Not sure what you mean by 'amps per week'. Amps is usually a term for measuring the instantaneous flow of current. If you are saying to have a continuous 3 amp draw at rest, that's a lot.
If you mean 3 amp/hours over the course of a week, that only about 0.018 amps continuous, which is acceptable for a modern vehicle.
Yes, Amp-Hours. But what I was really attempting to drive at is how sensitive the KL is to even slight battery degradation.
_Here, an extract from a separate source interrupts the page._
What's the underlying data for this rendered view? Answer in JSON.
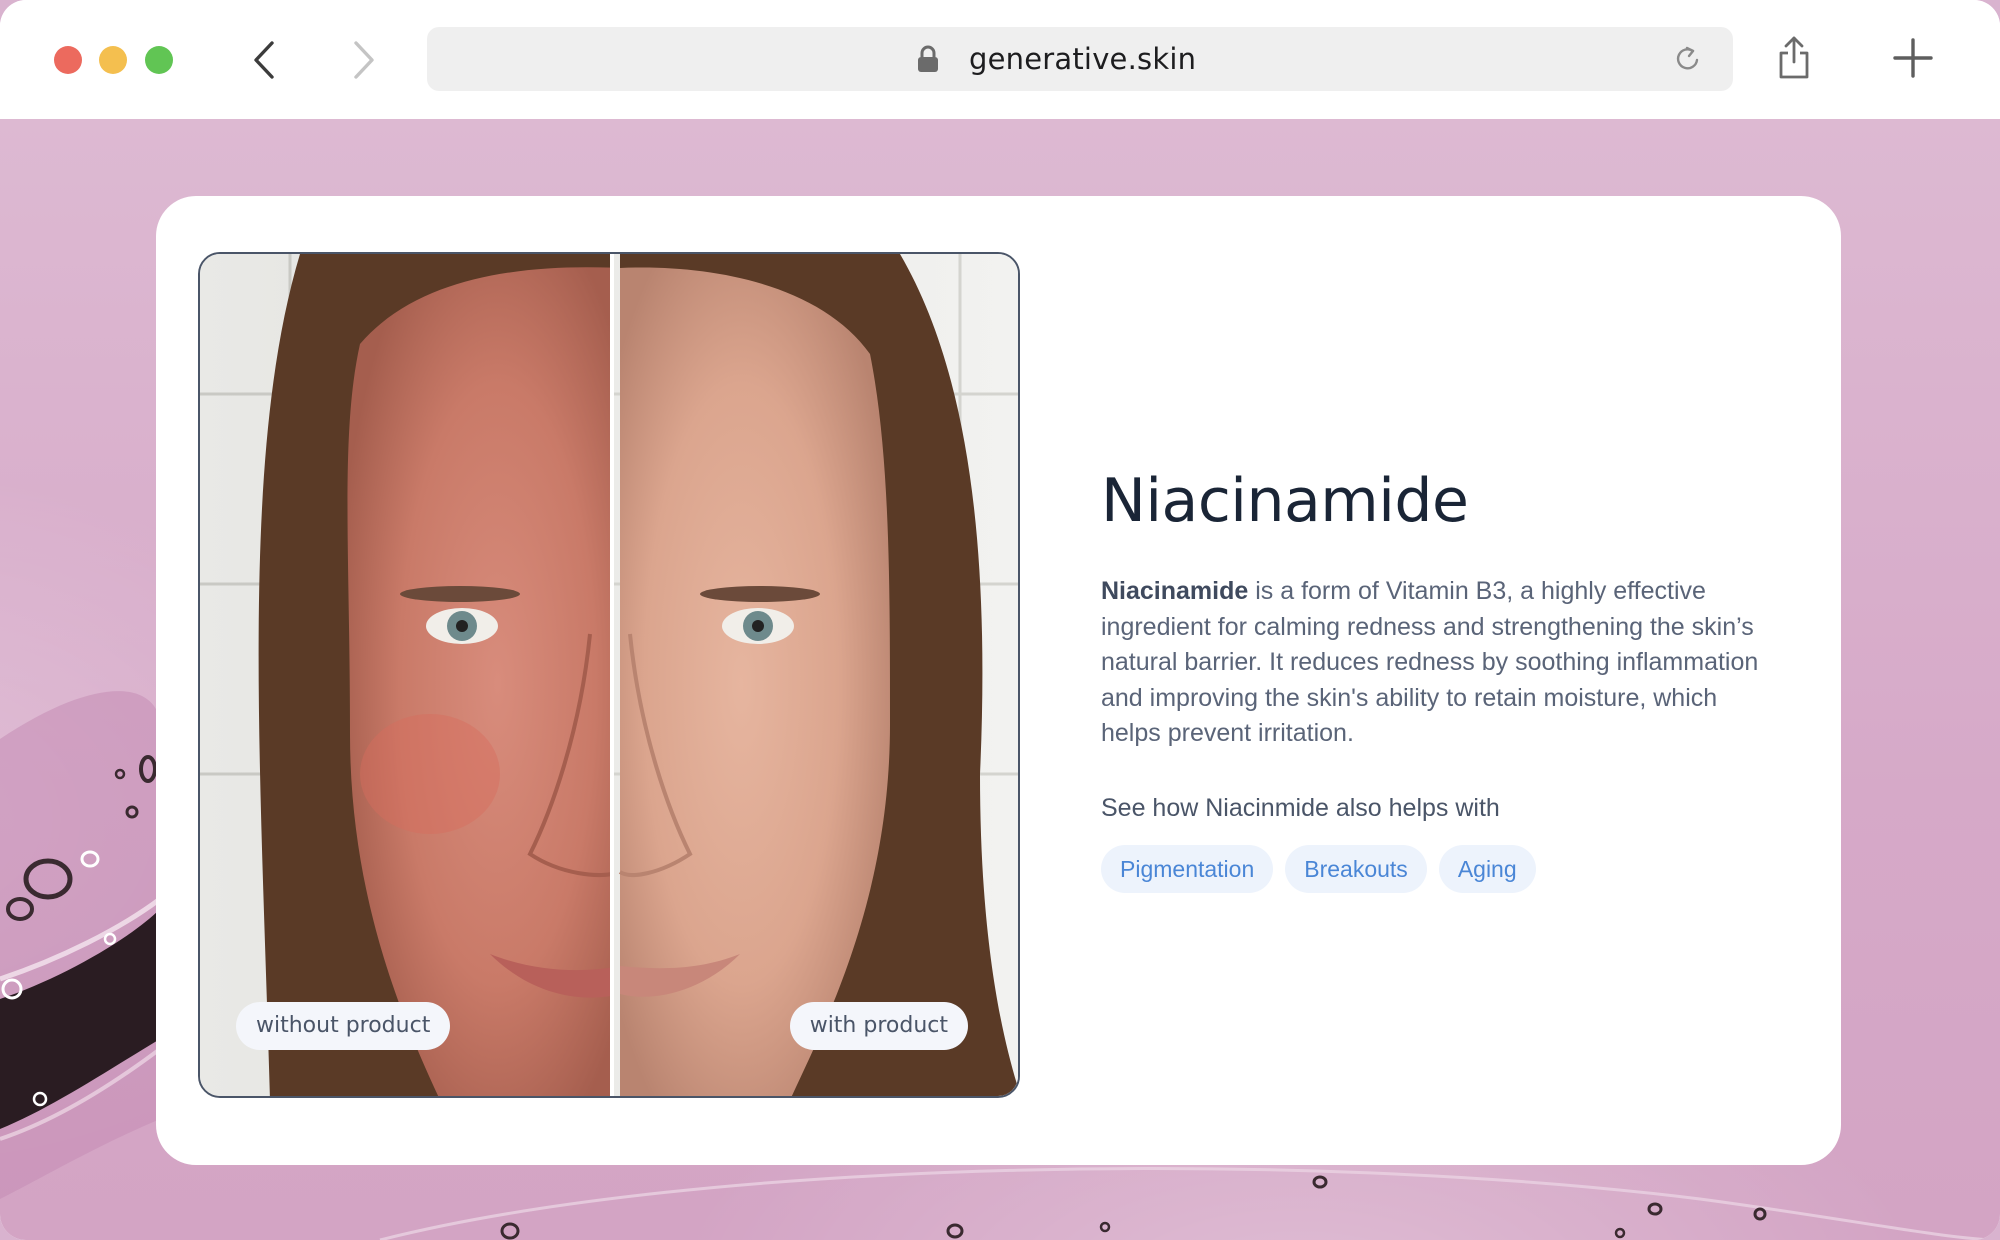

I'm sure he meant 3AH (not an electrics guy, but shouldn't such a draw be shown in W.hr instead ? Oh well don't mind me...). Anyway yeah 18 milliamps is nothing to worry about. Plenty more juice from a fully charged 80AH battery.
We had a member here (a former Mod) who did a fancy draw test on his 2015 KL :
Wh is an easy conversion from Ah, but the problem with Wh (volts x amps) is as the voltage drops over time as the battery discharges, the watts also drop assuming that the Ah draw is relatively constant. It is entirely possible that the Ah draw increases as the battery discharges (constant watts) which actually accelerates the rate of degradation of the battery.
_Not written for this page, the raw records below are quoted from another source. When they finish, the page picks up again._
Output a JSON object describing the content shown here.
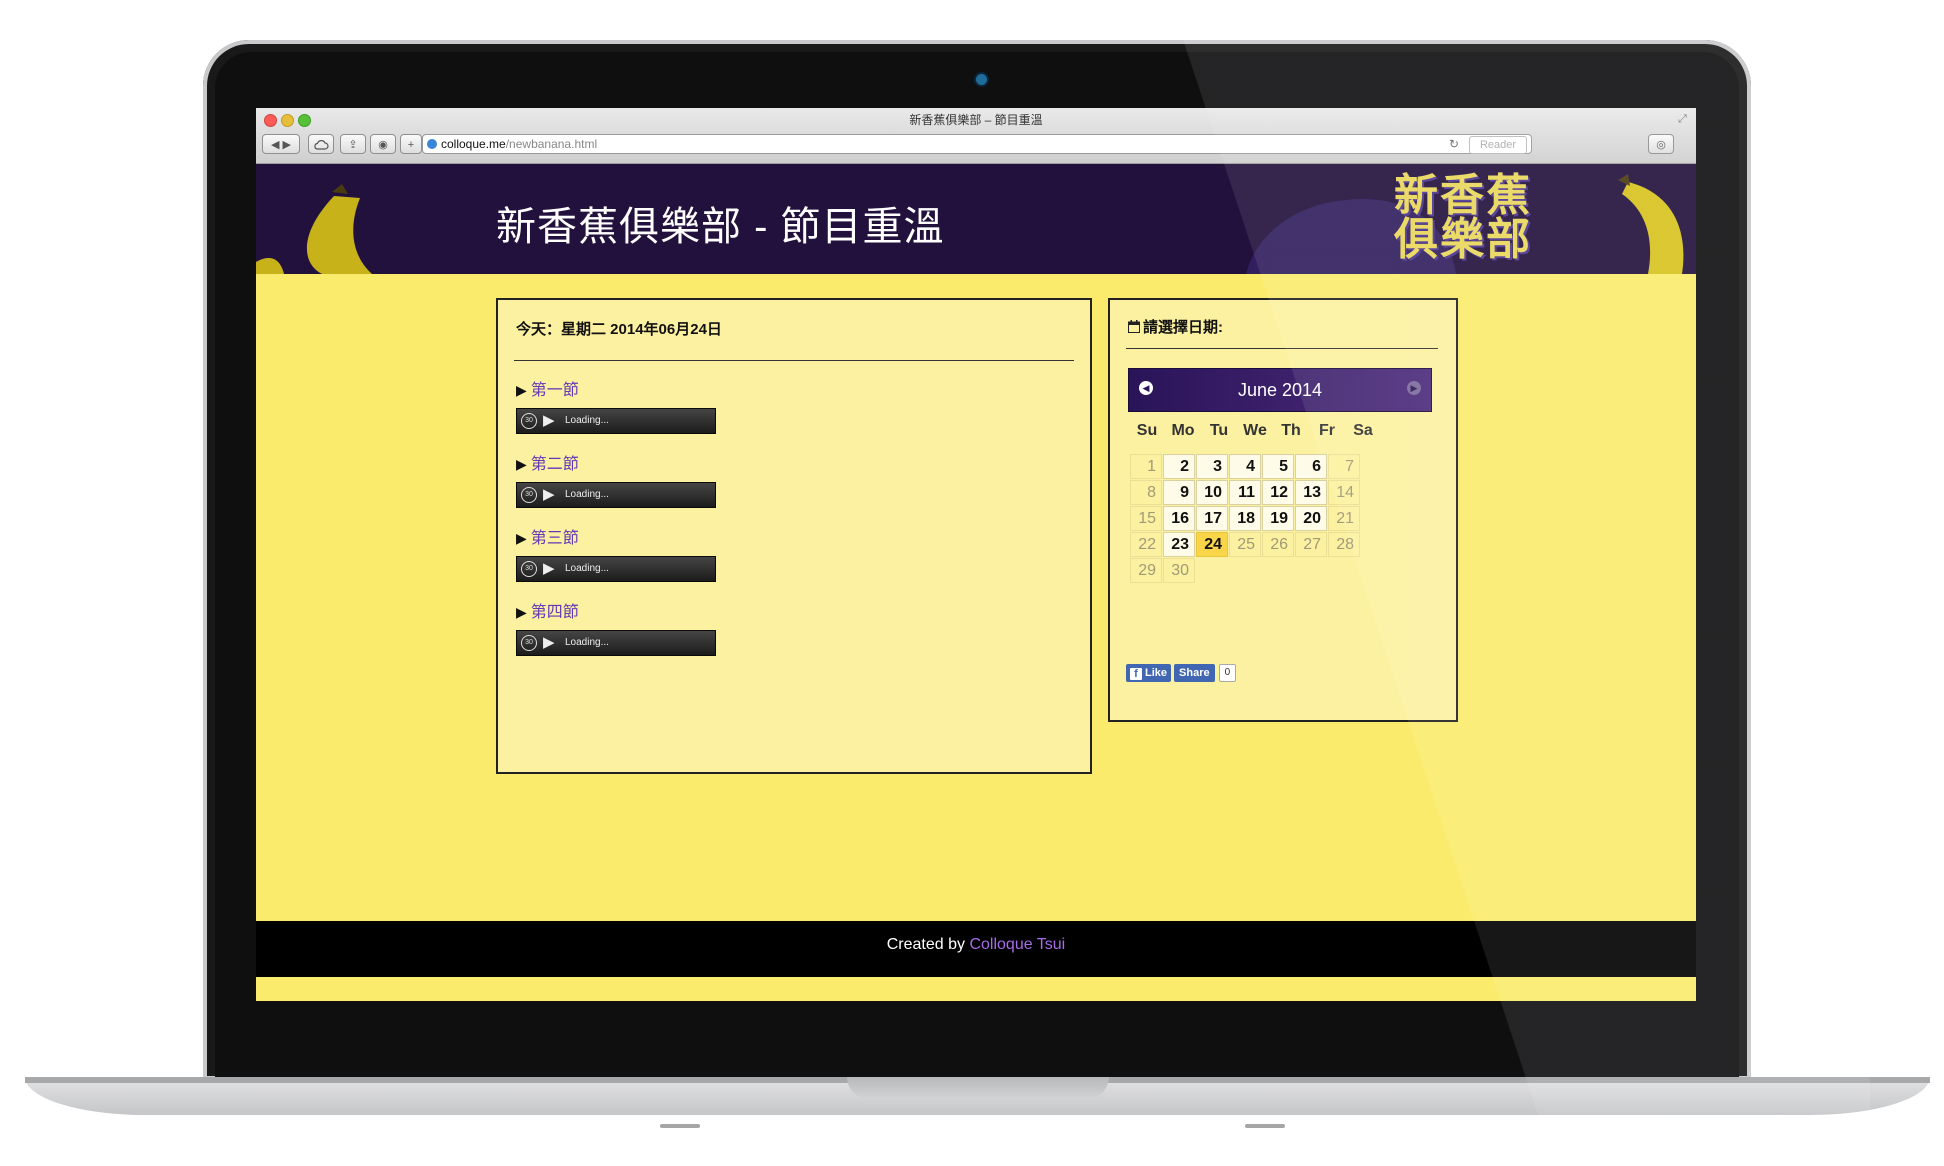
{
  "browser": {
    "window_title": "新香蕉俱樂部 – 節目重溫",
    "url_domain": "colloque.me",
    "url_path": "/newbanana.html",
    "reader_label": "Reader",
    "traffic_colors": [
      "#fc5b57",
      "#e5bf3c",
      "#57c038"
    ]
  },
  "header": {
    "title": "新香蕉俱樂部 - 節目重溫",
    "logo_text": "新香蕉俱樂部",
    "background": "#22103d"
  },
  "today": {
    "label": "今天：星期二 2014年06月24日"
  },
  "segments": [
    {
      "title": "第一節",
      "player_status": "Loading..."
    },
    {
      "title": "第二節",
      "player_status": "Loading..."
    },
    {
      "title": "第三節",
      "player_status": "Loading..."
    },
    {
      "title": "第四節",
      "player_status": "Loading..."
    }
  ],
  "calendar": {
    "prompt": "請選擇日期:",
    "month_label": "June 2014",
    "weekdays": [
      "Su",
      "Mo",
      "Tu",
      "We",
      "Th",
      "Fr",
      "Sa"
    ],
    "weeks": [
      [
        {
          "d": "1",
          "s": "off"
        },
        {
          "d": "2",
          "s": "on"
        },
        {
          "d": "3",
          "s": "on"
        },
        {
          "d": "4",
          "s": "on"
        },
        {
          "d": "5",
          "s": "on"
        },
        {
          "d": "6",
          "s": "on"
        },
        {
          "d": "7",
          "s": "off"
        }
      ],
      [
        {
          "d": "8",
          "s": "off"
        },
        {
          "d": "9",
          "s": "on"
        },
        {
          "d": "10",
          "s": "on"
        },
        {
          "d": "11",
          "s": "on"
        },
        {
          "d": "12",
          "s": "on"
        },
        {
          "d": "13",
          "s": "on"
        },
        {
          "d": "14",
          "s": "off"
        }
      ],
      [
        {
          "d": "15",
          "s": "off"
        },
        {
          "d": "16",
          "s": "on"
        },
        {
          "d": "17",
          "s": "on"
        },
        {
          "d": "18",
          "s": "on"
        },
        {
          "d": "19",
          "s": "on"
        },
        {
          "d": "20",
          "s": "on"
        },
        {
          "d": "21",
          "s": "off"
        }
      ],
      [
        {
          "d": "22",
          "s": "off"
        },
        {
          "d": "23",
          "s": "on"
        },
        {
          "d": "24",
          "s": "today"
        },
        {
          "d": "25",
          "s": "off"
        },
        {
          "d": "26",
          "s": "off"
        },
        {
          "d": "27",
          "s": "off"
        },
        {
          "d": "28",
          "s": "off"
        }
      ],
      [
        {
          "d": "29",
          "s": "off"
        },
        {
          "d": "30",
          "s": "off"
        }
      ]
    ],
    "accent": "#2a1458"
  },
  "social": {
    "like_label": "Like",
    "share_label": "Share",
    "count": "0"
  },
  "footer": {
    "prefix": "Created by ",
    "author": "Colloque Tsui"
  }
}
If Rojhan's calculations are correct, that's 0.035Ah x 24 hours = 0.84Ah/day x 7 days = 5.88Ah per week (assuming constant Ah draw). That means my 3Ah estimate is way low for my 2019. Probably is.
My calculations? Disclaimer: nowhere near "accurate". I estimated my loss based on the highly inaccurate but widely published voltage drop approximation of an AGM SoC. I.e. 12.8vdc 100% SoC, 12.6vdc 75% Soc, 12.4vdc 50% SoC, 12.0vdc 25% SoC, and 11.8vdc effectively discharged. My battery reads 12.8vdc when fully charged so I'm good there. It read 12.7vdc after 3 weeks when I had trouble. Since the vdc drop and SoC is linear to around 50% SoC, I figured it was about 1/2 way between 75% and 100%, or somewhere in the neighborhood of 85% SoC. I believe the OEM battery had a 75Ah reserve capacity, so 85% * 75Ah = 10.875Ah lost over three weeks. 10.875Ah / 3 weeks = 3.626Ah, so being conservative "about 3Ah".
1) Vdc vs SoC loss is a generalized approximation. 2) 12.7vdc was "about" 12.7vdc - maybe 12.74, maybe 12.65. Don't actually remember. 3) 3 weeks was "about" 21 days. Could have been 18. Maybe it was 24.
Dubious starting information + highly precise calculations + rounding down to be conservative = junk data. Again, the point is not so much the exact parasitic draw, it's how sensitive the KL is to even slight battery degradation. I mean, really? 12.7+/-0.05vdc is enough to cause flakey stuff to start happening? At least it was in mine.
BTW - I would never attempt to put any meter rated at 10A +/- 2% that didn't have a current shunt when an accidental surge ("I didn't mean to start it!") would in all probability pretty much vaporize the multimeter! ...not to mention the resulting fire.